(271j) Nonlinear Electrophoretic Velocity of a Spherical Colloidal Particle

Electrophoresis is the motion of a charged colloidal particle in an electrolyte under the influence of an applied electric field. The electrophoretic velocity of a spherical particle depends on the dimensionless electric field strength, defined as the ratio of the product of the applied electric field magnitude and particle radius, to the thermal voltage. Traditionally, electrophoresis has been studied in the weak-field regime. Here, we develop a numerical scheme to compute the electrophoretic velocity of a spherical, rigid, dielectric particle, of fixed surface charge density over a wide range of applied fields. Our approach is based on a spectral element method algorithm and the Galerkin approximation to solve the full nonlinear electrokinetic equations. For moderately-charged particles, our results show that the electrophoretic velocity is linear in field strength at weak fields, and its dependence on the ratio of the Debye length to particle radius is in agreement with Henry’s formula.

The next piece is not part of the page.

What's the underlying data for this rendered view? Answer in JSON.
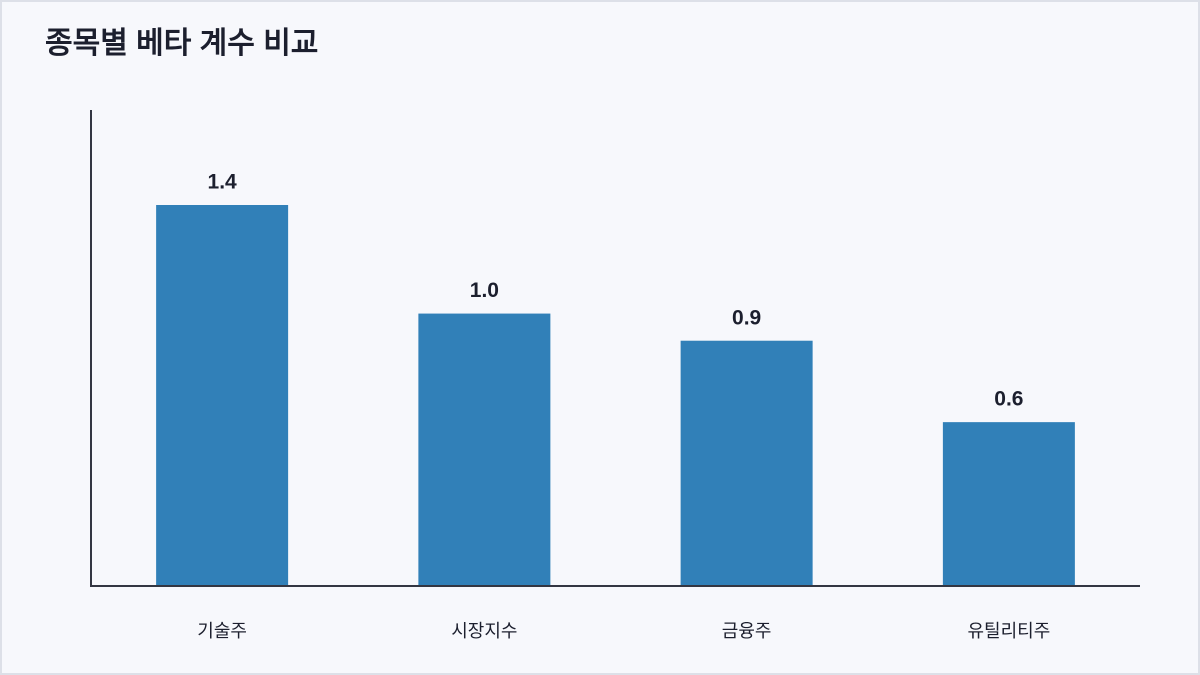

As the electric field strength increases, the nonlinear contribution to the electrophoretic velocity becomes prominent, and the onset of this behavior depends on the Debye length. However, at strong fields the electrophoretic velocity again becomes linear in field strength, approaching the Hückel limit of electrophoresis in a dielectric medium. For highly-charged particles, our computations are in good agreement with recent experimental results. Further, we confirm the transition of the nonlinear contribution to the electrophoretic mobility from retardation to enhancement as the electric field increases, as predicted by recent asymptotic analyses in the thin-Debye-layer limit.